So the bottom line here is trust, I wasn’t able to trust myself within being my directive principle and ready to deal with the consequences of my acts. Now I am and walk the consequences step by step, breath by breath, to learn from them and not repeat it again. My mind isn’t my soulmate anymore, it’s a tool/measurement and not something to participate/induldge within. I am my best friend as me as my body and mind and there is no need to sabotage it, since that would only reflect in my outer world and therefore harm/abuse others. Once we understand that doing what is best for all includes all and therefore also me/us, there is no valid reason to abuse/sabotage life and to reverse our evolution.
I forgive myself that I have accepted and allowed myself to personify myself with not having a sense of direction.
I forgive myself that I have accepted and allowed myself to fear getting lost.

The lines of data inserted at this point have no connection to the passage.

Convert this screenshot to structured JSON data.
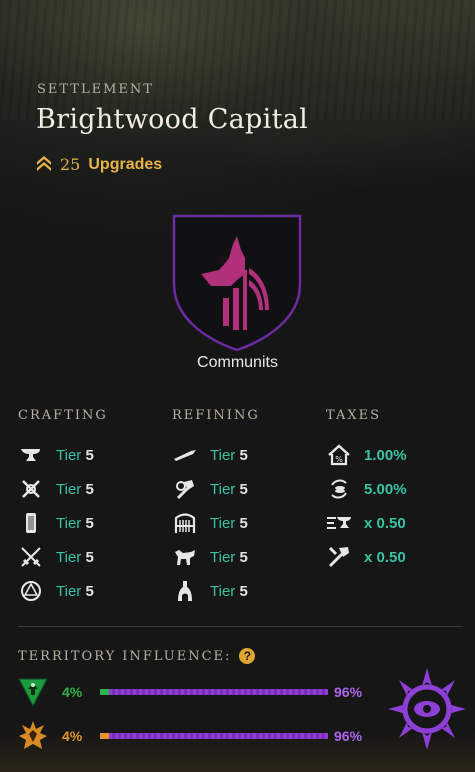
{
  "header": {
    "eyebrow": "SETTLEMENT",
    "title": "Brightwood Capital",
    "upgrades_count": "25",
    "upgrades_label": "Upgrades"
  },
  "company": {
    "name": "Communits"
  },
  "crafting": {
    "heading": "CRAFTING",
    "items": [
      {
        "icon": "anvil-icon",
        "tier_word": "Tier",
        "tier": "5"
      },
      {
        "icon": "crossed-tools-icon",
        "tier_word": "Tier",
        "tier": "5"
      },
      {
        "icon": "scroll-icon",
        "tier_word": "Tier",
        "tier": "5"
      },
      {
        "icon": "crossed-swords-icon",
        "tier_word": "Tier",
        "tier": "5"
      },
      {
        "icon": "arcane-circle-icon",
        "tier_word": "Tier",
        "tier": "5"
      }
    ]
  },
  "refining": {
    "heading": "REFINING",
    "items": [
      {
        "icon": "blade-icon",
        "tier_word": "Tier",
        "tier": "5"
      },
      {
        "icon": "hammer-icon",
        "tier_word": "Tier",
        "tier": "5"
      },
      {
        "icon": "loom-icon",
        "tier_word": "Tier",
        "tier": "5"
      },
      {
        "icon": "tanning-rack-icon",
        "tier_word": "Tier",
        "tier": "5"
      },
      {
        "icon": "kiln-icon",
        "tier_word": "Tier",
        "tier": "5"
      }
    ]
  },
  "taxes": {
    "heading": "TAXES",
    "items": [
      {
        "icon": "house-tax-icon",
        "value": "1.00%"
      },
      {
        "icon": "coin-cycle-icon",
        "value": "5.00%"
      },
      {
        "icon": "anvil-fee-icon",
        "value": "x 0.50"
      },
      {
        "icon": "tools-fee-icon",
        "value": "x 0.50"
      }
    ]
  },
  "territory": {
    "heading": "TERRITORY INFLUENCE:",
    "help": "?",
    "rows": [
      {
        "icon": "green-faction-icon",
        "left_pct": "4%",
        "right_pct": "96%",
        "left_value": 4,
        "left_color": "#2fb24a"
      },
      {
        "icon": "orange-faction-icon",
        "left_pct": "4%",
        "right_pct": "96%",
        "left_value": 4,
        "left_color": "#e3962c"
      }
    ],
    "owner_icon": "purple-faction-emblem-icon",
    "owner_color": "#8d3fd6"
  }
}
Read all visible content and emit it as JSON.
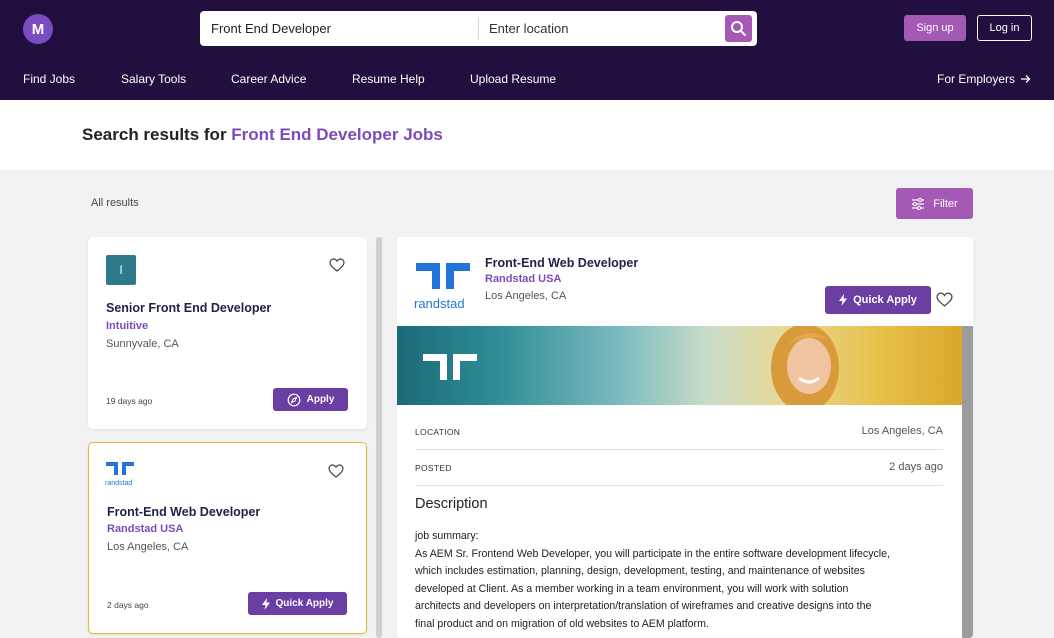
{
  "brand": {
    "logo_letter": "M",
    "accent": "#a45ab4",
    "header_bg": "#21103f",
    "purple": "#6a3ea3"
  },
  "search": {
    "query": "Front End Developer",
    "location_placeholder": "Enter location"
  },
  "auth": {
    "signup": "Sign up",
    "login": "Log in"
  },
  "nav": {
    "items": [
      "Find Jobs",
      "Salary Tools",
      "Career Advice",
      "Resume Help",
      "Upload Resume"
    ],
    "employers": "For Employers"
  },
  "results": {
    "heading_prefix": "Search results for",
    "heading_highlight": "Front End Developer Jobs",
    "all_results": "All results",
    "filter": "Filter"
  },
  "cards": [
    {
      "logo_letter": "I",
      "title": "Senior Front End Developer",
      "company": "Intuitive",
      "location": "Sunnyvale, CA",
      "posted": "19 days ago",
      "button": "Apply"
    },
    {
      "logo_text": "randstad",
      "title": "Front-End Web Developer",
      "company": "Randstad USA",
      "location": "Los Angeles, CA",
      "posted": "2 days ago",
      "button": "Quick Apply"
    }
  ],
  "detail": {
    "logo_text": "randstad",
    "title": "Front-End Web Developer",
    "company": "Randstad USA",
    "location": "Los Angeles, CA",
    "quick_apply": "Quick Apply",
    "location_label": "LOCATION",
    "location_value": "Los Angeles, CA",
    "posted_label": "POSTED",
    "posted_value": "2 days ago",
    "description_heading": "Description",
    "description_lines": [
      "job summary:",
      "As AEM Sr. Frontend Web Developer, you will participate in the entire software development lifecycle,",
      "which includes estimation, planning, design, development, testing, and maintenance of websites",
      "developed at Client. As a member working in a team environment, you will work with solution",
      "architects and developers on interpretation/translation of wireframes and creative designs into the",
      "final product and on migration of old websites to AEM platform."
    ]
  }
}
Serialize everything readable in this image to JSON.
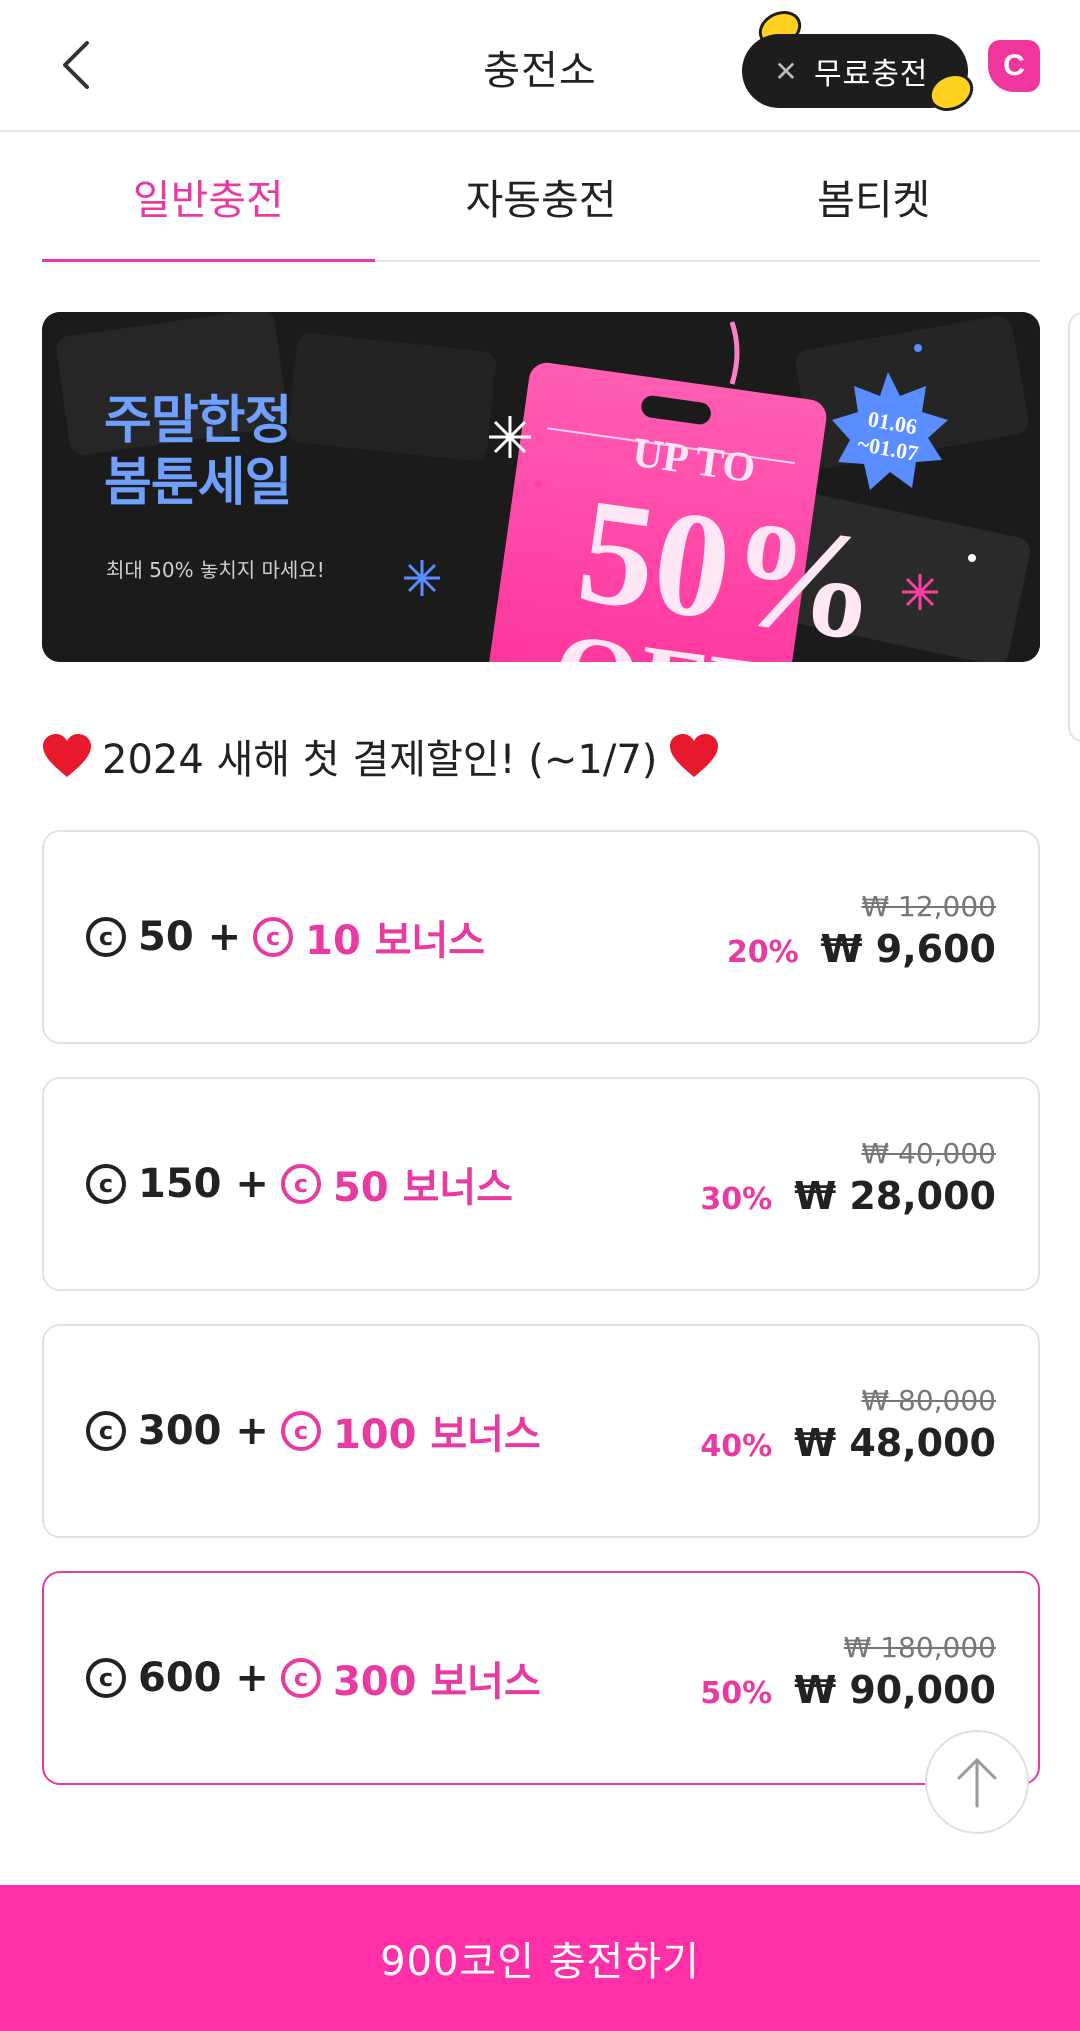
{
  "header": {
    "title": "충전소",
    "free_charge_label": "무료충전",
    "free_close": "✕",
    "brand_letter": "C"
  },
  "tabs": [
    {
      "label": "일반충전",
      "active": true
    },
    {
      "label": "자동충전",
      "active": false
    },
    {
      "label": "봄티켓",
      "active": false
    }
  ],
  "banner": {
    "title_line1": "주말한정",
    "title_line2": "봄툰세일",
    "subtitle": "최대 50% 놓치지 마세요!",
    "tag_text1": "UP TO",
    "tag_text2": "50%",
    "tag_text3": "OFF",
    "badge_line1": "01.06",
    "badge_line2": "~01.07"
  },
  "promo": {
    "text": "2024 새해 첫 결제할인! (~1/7)"
  },
  "packages": [
    {
      "coins": "50 +",
      "bonus": "10 보너스",
      "original": "₩ 12,000",
      "discount": "20%",
      "price": "₩ 9,600",
      "selected": false
    },
    {
      "coins": "150 +",
      "bonus": "50 보너스",
      "original": "₩ 40,000",
      "discount": "30%",
      "price": "₩ 28,000",
      "selected": false
    },
    {
      "coins": "300 +",
      "bonus": "100 보너스",
      "original": "₩ 80,000",
      "discount": "40%",
      "price": "₩ 48,000",
      "selected": false
    },
    {
      "coins": "600 +",
      "bonus": "300 보너스",
      "original": "₩ 180,000",
      "discount": "50%",
      "price": "₩ 90,000",
      "selected": true
    }
  ],
  "coin_symbol": "c",
  "cta": {
    "label": "900코인 충전하기"
  },
  "colors": {
    "accent": "#e83aa0",
    "cta": "#ff2fa8",
    "banner_title": "#6fa0ff"
  }
}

Within that I forgive myself that I haven’t accepted and allowed myself to trust myself enough to see that I am capable of directing/guiding myself throughout my life.
I forgive myself that I have accepted and allowed myself to choose mind reality over the physical reality.
I forgive myself that I have accepted and allowed myself to experience fear as normal and common sense/directive principles as non existing.
I forgive myself that I have accepted and allowed myself to believe that fear is normal and acceptable to go through.
I forgive myself that I have accepted and allowed myself to panic when entering this fear of getting lost, instead of directing myself by slowing down and breathing.
I forgive myself that I have accepted and allowed myself to perceive my mind as my soulmate, instead of seeing that my physical body is the reason why I live on this planet and my mind is a tool to see what I’ve accepted and allowed during my presence on this earth.
I forgive myself that I have accepted and allowed myself to let my fear of getting lost limit myself to such an extend that I wasn’t able to spontaneously go hiking/ take a car trip.
I forgive myself that I have accepted and allowed myself to manipulate others for the sake of my desires.
I forgive myself that I have accepted and allowed myself to fear to go hiking alone due to the fear of getting lost.
I forgive myself that I have accepted and allowed myself to connect within dishonesty with my friends to get their guidance while hiking, instead of seeing that I could have asked to asst me with finding my way out in the woods.
I forgive myself that I have accepted and allowed myself to not be able to enjoy hiking in the moment out of a constant fear of getting lost or being preoccupied with thoughts/scenarios of what if I get lost.
I forgive myself that I haven’t accepted and allowed myself to realise that I can always choose to direct myself in the best interest of all and fear will not really prohibit my choice to take responsibility.
I forgive myself that I have accepted and allowed myself to trust another to guide me, instead of seeing that only I can direct myself within self-responsibility with the assistance and support of others.
I forgive myself that I have accepted and allowed myself to doubt my directions to a certain address, instead of seeing that I was not able to trust myself. Within that I forgive myself that I haven’t accepted and allowed myself to trust myself and instead believed I would harm myself without the guidance of another.
I forgive myself that I haven’t accepted and allowed myself to take self-responsibility for my life.
When and as I see myself participating within a trigger point of going into my mind to prepare myself before traveling. I stop, I breathe. Within this I realize that by going into my mind I will not be here within the physical. I will instead participate within emotions/feelings/fears which results in not trusting myself or seeing myself as trustworthy to be able to direct myself within Self-honesty. There is no value to this participation, but consequence. I stop, I breathe and let go of the lack of self-trust -prepare myself physically before traveling and participate equally.